The aim of this paper is to identify suboptimal aspects of melanoma management.
Delayed or erroneous diagnosis is more likely to occur when a shave or punch biopsy is used to obtain histopathology. Wherever feasible, local excision with a narrow margin is the preferred biopsy choice for a suspected melanoma. The Breslow thickness of the primary melanoma remains the greatest predictor of outcome. Ulceration is associated with a poorer prognosis. Most invasive melanomas are managed with a margin of ≥10 mm of normal tissue. Patients who have developed one primary melanoma are at high risk of a second tumour. Ongoing management includes regular lifelong skin checks. Targeted approaches to improve occupational or lifestyle exposure to ultraviolet radiation are useful. Imaging is largely used when metastases are suspected on the basis of clinical symptoms or signs.

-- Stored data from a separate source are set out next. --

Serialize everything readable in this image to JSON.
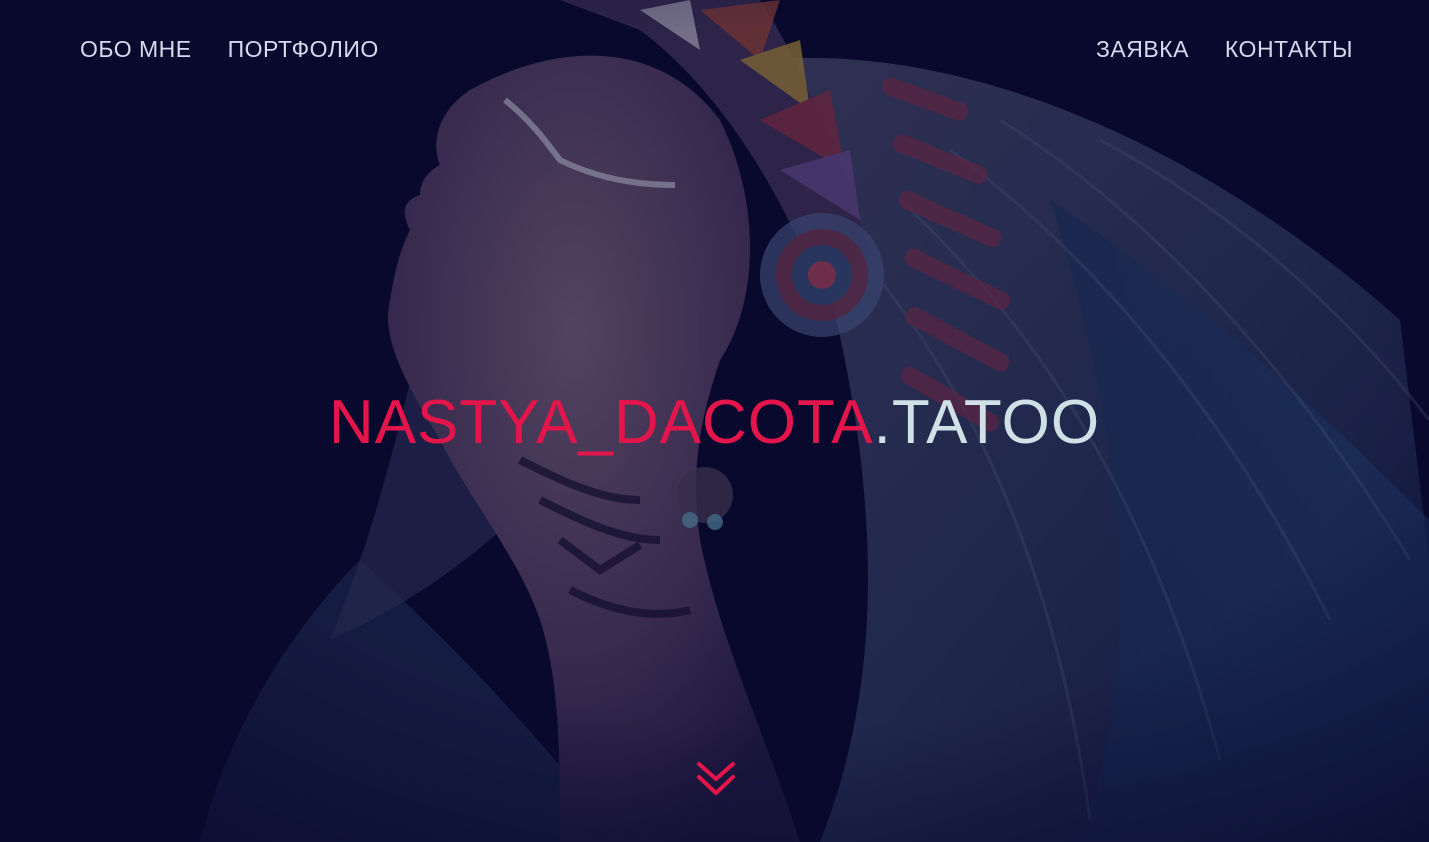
{
  "nav": {
    "left": [
      {
        "label": "ОБО МНЕ"
      },
      {
        "label": "ПОРТФОЛИО"
      }
    ],
    "right": [
      {
        "label": "ЗАЯВКА"
      },
      {
        "label": "КОНТАКТЫ"
      }
    ]
  },
  "hero": {
    "brand_name": "NASTYA_DACOTA",
    "brand_domain": ".TATOO",
    "image": "photo-woman-in-feather-headdress",
    "scroll_icon": "double-chevron-down-icon"
  },
  "colors": {
    "background": "#0c0b30",
    "accent": "#e3154a",
    "nav_text": "#d6d9ec",
    "brand_domain": "#cfe0e6"
  }
}
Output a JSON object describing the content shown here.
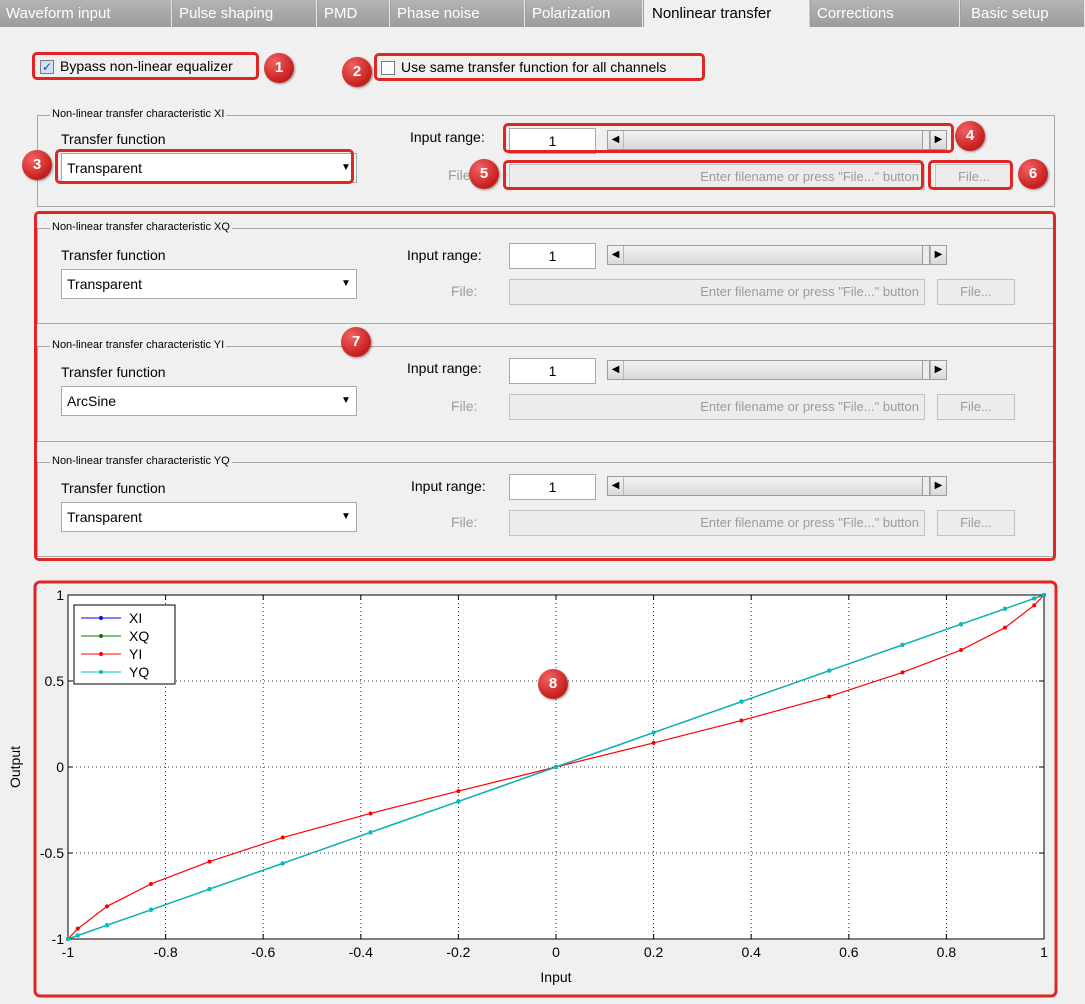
{
  "tabs": [
    "Waveform input",
    "Pulse shaping",
    "PMD",
    "Phase noise",
    "Polarization",
    "Nonlinear transfer",
    "Corrections",
    "Basic setup"
  ],
  "active_tab": "Nonlinear transfer",
  "bypass": {
    "label": "Bypass non-linear equalizer",
    "checked": true
  },
  "same_function": {
    "label": "Use same transfer function for all channels",
    "checked": false
  },
  "panels": [
    {
      "title": "Non-linear transfer characteristic XI",
      "tf_label": "Transfer function",
      "tf_value": "Transparent",
      "range_label": "Input range:",
      "range_value": "1",
      "file_label": "File:",
      "file_placeholder": "Enter filename or press \"File...\" button",
      "file_button": "File..."
    },
    {
      "title": "Non-linear transfer characteristic XQ",
      "tf_label": "Transfer function",
      "tf_value": "Transparent",
      "range_label": "Input range:",
      "range_value": "1",
      "file_label": "File:",
      "file_placeholder": "Enter filename or press \"File...\" button",
      "file_button": "File..."
    },
    {
      "title": "Non-linear transfer characteristic YI",
      "tf_label": "Transfer function",
      "tf_value": "ArcSine",
      "range_label": "Input range:",
      "range_value": "1",
      "file_label": "File:",
      "file_placeholder": "Enter filename or press \"File...\" button",
      "file_button": "File..."
    },
    {
      "title": "Non-linear transfer characteristic YQ",
      "tf_label": "Transfer function",
      "tf_value": "Transparent",
      "range_label": "Input range:",
      "range_value": "1",
      "file_label": "File:",
      "file_placeholder": "Enter filename or press \"File...\" button",
      "file_button": "File..."
    }
  ],
  "markers": [
    "1",
    "2",
    "3",
    "4",
    "5",
    "6",
    "7",
    "8"
  ],
  "colors": {
    "highlight": "#e02525",
    "XI": "#0000ff",
    "XQ": "#008000",
    "YI": "#ff0000",
    "YQ": "#00bfbf"
  },
  "chart_data": {
    "type": "line",
    "xlabel": "Input",
    "ylabel": "Output",
    "xlim": [
      -1,
      1
    ],
    "ylim": [
      -1,
      1
    ],
    "xticks": [
      "-1",
      "-0.8",
      "-0.6",
      "-0.4",
      "-0.2",
      "0",
      "0.2",
      "0.4",
      "0.6",
      "0.8",
      "1"
    ],
    "yticks": [
      "-1",
      "-0.5",
      "0",
      "0.5",
      "1"
    ],
    "grid": true,
    "legend_position": "top-left",
    "series": [
      {
        "name": "XI",
        "x": [
          -1,
          -0.98,
          -0.92,
          -0.83,
          -0.71,
          -0.56,
          -0.38,
          -0.2,
          0,
          0.2,
          0.38,
          0.56,
          0.71,
          0.83,
          0.92,
          0.98,
          1
        ],
        "y": [
          -1,
          -0.98,
          -0.92,
          -0.83,
          -0.71,
          -0.56,
          -0.38,
          -0.2,
          0,
          0.2,
          0.38,
          0.56,
          0.71,
          0.83,
          0.92,
          0.98,
          1
        ]
      },
      {
        "name": "XQ",
        "x": [
          -1,
          -0.98,
          -0.92,
          -0.83,
          -0.71,
          -0.56,
          -0.38,
          -0.2,
          0,
          0.2,
          0.38,
          0.56,
          0.71,
          0.83,
          0.92,
          0.98,
          1
        ],
        "y": [
          -1,
          -0.98,
          -0.92,
          -0.83,
          -0.71,
          -0.56,
          -0.38,
          -0.2,
          0,
          0.2,
          0.38,
          0.56,
          0.71,
          0.83,
          0.92,
          0.98,
          1
        ]
      },
      {
        "name": "YI",
        "x": [
          -1,
          -0.98,
          -0.92,
          -0.83,
          -0.71,
          -0.56,
          -0.38,
          -0.2,
          0,
          0.2,
          0.38,
          0.56,
          0.71,
          0.83,
          0.92,
          0.98,
          1
        ],
        "y": [
          -1,
          -0.94,
          -0.81,
          -0.68,
          -0.55,
          -0.41,
          -0.27,
          -0.14,
          0,
          0.14,
          0.27,
          0.41,
          0.55,
          0.68,
          0.81,
          0.94,
          1
        ]
      },
      {
        "name": "YQ",
        "x": [
          -1,
          -0.98,
          -0.92,
          -0.83,
          -0.71,
          -0.56,
          -0.38,
          -0.2,
          0,
          0.2,
          0.38,
          0.56,
          0.71,
          0.83,
          0.92,
          0.98,
          1
        ],
        "y": [
          -1,
          -0.98,
          -0.92,
          -0.83,
          -0.71,
          -0.56,
          -0.38,
          -0.2,
          0,
          0.2,
          0.38,
          0.56,
          0.71,
          0.83,
          0.92,
          0.98,
          1
        ]
      }
    ]
  }
}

The two key steps in maximising survival of melanoma remain early diagnosis followed by excision of the tumour with a wide margin. Several medications have recently been shown to improve survival in patients with metastatic melanoma, including those with nodal spread. n this paper, we discuss the optimum approach to the biopsy of a suspected melanoma and the subsequent appropriate surgical margins of clearance for therapeutic excision. Investigations following diagnosis and follow-up procedures are outlined. The discussion also describes the circumstances in which referral for consideration of medication is indicated.

Biopsy technique

In nearly all cases, the appropriate technique to diagnose a suspected melanoma is by excising the entire apparent lesion with a narrow margin, typically 2–3 mm.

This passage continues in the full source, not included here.